As Figure 7-26 shows, we have assigned a cost to each node. Unlike the terrain cost we showed you in the previous section, however, this cost is influenced by the position and orientation of the tank shown at position (8, 4). This influence map will change as the tank’s position and orientation change. Like the terrain cost from the previous section, the influence map cost will be added to each node’s s value when calculating possible paths. This will result in the tank’s target possibly taking a longer and slower route when building a path. However, the tiles in the line of fire still are passable, just at a higher cost. If no other path is available, or if the alternate paths have a higher cost, the game character will pass through the line of fire.

You can use influence mapping in other ways to make game characters seem smarter. You can record individual game incidents in an influence map. In this case, we aren’t using the position and orientation of a game character to build an influence map. We are instead using what the character does. For example, if the player repeatedly ambushes and kills computer-controlled characters at a given doorway, that doorway might increase in cost. The computer could then begin to build alternate paths whenever possible. To the player, this can make the computer-controlled characters seem very intelligent. It will appear as though they are learning from their mistakes. This technique is illustrated in Figure 7-27.

Figure 7-27. Influenced by the number of kills

The influence map illustrated in Figure 7-27 records the number of kills the player makes on each node. Each time the player makes a kill, that node increases in cost.
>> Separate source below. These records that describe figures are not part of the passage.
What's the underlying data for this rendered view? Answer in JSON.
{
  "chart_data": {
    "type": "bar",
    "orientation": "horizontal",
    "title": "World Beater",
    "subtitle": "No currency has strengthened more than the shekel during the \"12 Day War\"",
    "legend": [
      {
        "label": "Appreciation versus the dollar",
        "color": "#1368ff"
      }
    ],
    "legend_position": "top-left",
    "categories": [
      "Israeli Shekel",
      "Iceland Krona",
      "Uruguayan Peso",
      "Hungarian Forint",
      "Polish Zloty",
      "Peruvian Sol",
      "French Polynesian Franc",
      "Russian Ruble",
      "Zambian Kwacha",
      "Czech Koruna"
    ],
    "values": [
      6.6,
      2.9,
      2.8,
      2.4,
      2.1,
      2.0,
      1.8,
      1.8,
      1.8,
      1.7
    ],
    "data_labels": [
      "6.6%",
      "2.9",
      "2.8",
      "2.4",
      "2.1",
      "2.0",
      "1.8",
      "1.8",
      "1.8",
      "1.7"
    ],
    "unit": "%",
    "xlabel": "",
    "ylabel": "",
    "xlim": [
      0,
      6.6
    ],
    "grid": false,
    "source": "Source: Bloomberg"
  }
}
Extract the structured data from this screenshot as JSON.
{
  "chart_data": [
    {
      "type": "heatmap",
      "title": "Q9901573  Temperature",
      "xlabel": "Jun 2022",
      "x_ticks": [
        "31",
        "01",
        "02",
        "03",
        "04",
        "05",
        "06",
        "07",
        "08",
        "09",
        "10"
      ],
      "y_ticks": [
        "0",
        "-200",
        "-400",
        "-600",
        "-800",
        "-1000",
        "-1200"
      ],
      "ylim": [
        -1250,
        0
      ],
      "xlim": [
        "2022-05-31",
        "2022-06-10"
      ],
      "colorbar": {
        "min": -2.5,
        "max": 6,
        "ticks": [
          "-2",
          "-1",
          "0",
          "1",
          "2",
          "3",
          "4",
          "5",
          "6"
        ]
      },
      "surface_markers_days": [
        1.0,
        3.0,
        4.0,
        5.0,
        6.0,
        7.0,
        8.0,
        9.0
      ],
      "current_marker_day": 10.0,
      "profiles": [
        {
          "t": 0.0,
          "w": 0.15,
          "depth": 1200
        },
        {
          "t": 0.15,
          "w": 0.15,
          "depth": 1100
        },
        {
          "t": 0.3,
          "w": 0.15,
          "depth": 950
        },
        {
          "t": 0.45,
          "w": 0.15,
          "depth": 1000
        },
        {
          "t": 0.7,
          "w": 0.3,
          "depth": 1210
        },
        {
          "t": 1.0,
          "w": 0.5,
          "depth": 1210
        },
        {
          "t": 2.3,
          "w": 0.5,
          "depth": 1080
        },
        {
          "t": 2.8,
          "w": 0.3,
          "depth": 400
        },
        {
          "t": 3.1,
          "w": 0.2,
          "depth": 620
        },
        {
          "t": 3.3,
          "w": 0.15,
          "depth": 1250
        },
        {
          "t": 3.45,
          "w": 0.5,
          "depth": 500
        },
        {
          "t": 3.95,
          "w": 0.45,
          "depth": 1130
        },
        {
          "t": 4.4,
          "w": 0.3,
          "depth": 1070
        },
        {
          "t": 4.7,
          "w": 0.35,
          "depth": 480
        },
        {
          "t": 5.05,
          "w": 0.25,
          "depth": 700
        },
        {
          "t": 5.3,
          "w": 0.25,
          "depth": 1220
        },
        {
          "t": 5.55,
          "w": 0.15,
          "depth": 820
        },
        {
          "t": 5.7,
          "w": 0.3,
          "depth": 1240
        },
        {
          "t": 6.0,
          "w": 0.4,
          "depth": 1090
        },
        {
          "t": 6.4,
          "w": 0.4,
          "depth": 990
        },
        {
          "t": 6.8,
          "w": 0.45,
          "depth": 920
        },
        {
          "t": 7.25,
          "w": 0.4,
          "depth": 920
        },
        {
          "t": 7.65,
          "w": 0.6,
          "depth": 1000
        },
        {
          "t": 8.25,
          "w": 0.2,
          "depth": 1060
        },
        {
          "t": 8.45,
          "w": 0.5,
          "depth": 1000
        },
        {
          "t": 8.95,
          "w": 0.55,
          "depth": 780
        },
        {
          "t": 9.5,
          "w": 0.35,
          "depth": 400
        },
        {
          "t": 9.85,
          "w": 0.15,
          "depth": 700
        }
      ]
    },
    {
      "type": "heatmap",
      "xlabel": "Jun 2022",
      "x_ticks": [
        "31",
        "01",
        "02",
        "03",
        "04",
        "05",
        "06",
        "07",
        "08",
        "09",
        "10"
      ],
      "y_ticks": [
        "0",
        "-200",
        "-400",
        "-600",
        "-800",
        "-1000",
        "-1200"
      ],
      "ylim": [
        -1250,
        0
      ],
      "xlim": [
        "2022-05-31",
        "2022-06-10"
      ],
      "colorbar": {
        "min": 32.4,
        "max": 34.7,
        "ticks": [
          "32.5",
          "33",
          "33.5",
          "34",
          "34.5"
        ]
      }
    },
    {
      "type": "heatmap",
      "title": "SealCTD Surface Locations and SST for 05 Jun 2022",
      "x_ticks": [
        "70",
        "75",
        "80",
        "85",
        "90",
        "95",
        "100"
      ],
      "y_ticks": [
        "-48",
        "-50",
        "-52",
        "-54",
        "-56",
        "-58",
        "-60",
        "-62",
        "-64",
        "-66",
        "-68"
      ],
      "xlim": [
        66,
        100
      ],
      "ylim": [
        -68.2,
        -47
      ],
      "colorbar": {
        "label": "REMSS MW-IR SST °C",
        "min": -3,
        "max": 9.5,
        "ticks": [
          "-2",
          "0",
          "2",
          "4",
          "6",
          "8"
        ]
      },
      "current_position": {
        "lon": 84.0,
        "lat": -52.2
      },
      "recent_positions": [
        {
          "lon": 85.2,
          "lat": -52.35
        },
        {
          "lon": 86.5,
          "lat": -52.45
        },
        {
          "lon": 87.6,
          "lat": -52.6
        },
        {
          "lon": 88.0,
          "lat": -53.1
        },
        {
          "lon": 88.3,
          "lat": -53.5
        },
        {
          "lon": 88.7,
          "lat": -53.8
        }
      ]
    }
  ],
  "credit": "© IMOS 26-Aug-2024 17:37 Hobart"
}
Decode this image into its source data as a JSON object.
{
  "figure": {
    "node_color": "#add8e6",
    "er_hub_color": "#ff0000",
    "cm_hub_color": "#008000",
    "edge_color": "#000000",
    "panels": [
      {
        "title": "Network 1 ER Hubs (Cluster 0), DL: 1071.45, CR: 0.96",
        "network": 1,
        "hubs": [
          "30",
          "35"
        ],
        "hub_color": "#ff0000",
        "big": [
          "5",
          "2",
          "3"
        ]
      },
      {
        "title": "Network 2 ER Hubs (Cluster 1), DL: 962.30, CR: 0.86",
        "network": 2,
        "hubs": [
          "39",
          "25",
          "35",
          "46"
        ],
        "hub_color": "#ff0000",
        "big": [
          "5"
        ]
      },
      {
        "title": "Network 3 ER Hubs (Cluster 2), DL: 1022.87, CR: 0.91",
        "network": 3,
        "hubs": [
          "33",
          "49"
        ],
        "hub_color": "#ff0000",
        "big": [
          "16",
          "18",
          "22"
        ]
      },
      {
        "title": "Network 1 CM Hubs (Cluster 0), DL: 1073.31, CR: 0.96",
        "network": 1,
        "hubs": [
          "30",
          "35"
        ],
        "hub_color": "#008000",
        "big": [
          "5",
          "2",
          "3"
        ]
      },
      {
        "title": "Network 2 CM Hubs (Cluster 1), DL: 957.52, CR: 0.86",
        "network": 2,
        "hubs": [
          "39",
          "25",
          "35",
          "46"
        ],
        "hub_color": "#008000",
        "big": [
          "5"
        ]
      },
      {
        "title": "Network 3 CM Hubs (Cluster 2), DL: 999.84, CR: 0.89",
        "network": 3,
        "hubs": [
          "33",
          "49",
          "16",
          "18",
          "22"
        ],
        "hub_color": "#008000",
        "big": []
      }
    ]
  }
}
For example, there might be a particular doorway where the player has discovered an ambush technique that has led to a series of successful kills. Instead of having the computer-controlled adversaries repeatedly pass through the same doorway, you could create perhaps a longer, but less costly path to offset the player’s tactical advantage.

Steven Woodcock reported in his “2003 Game Developer’s Conference AI Roundtable Moderator’s Report” that AI developers essentially considered pathfinding solved. Other game AI resources all over the Web echo this sentiment. What developers mean is that proven algorithms are available to solve pathfinding problems in a wide variety of game scenarios and most effort these days is focused on optimizing these methods. The workhorse pathfinding method is by far the A∗ algorithm. Current development effort is now focused on developing faster, more efficient A∗ algorithms. Game Programming Gems (Charles River Media) and AI Game Programming Wisdom (Charles River Media) contain several interesting articles on A∗ optimizations.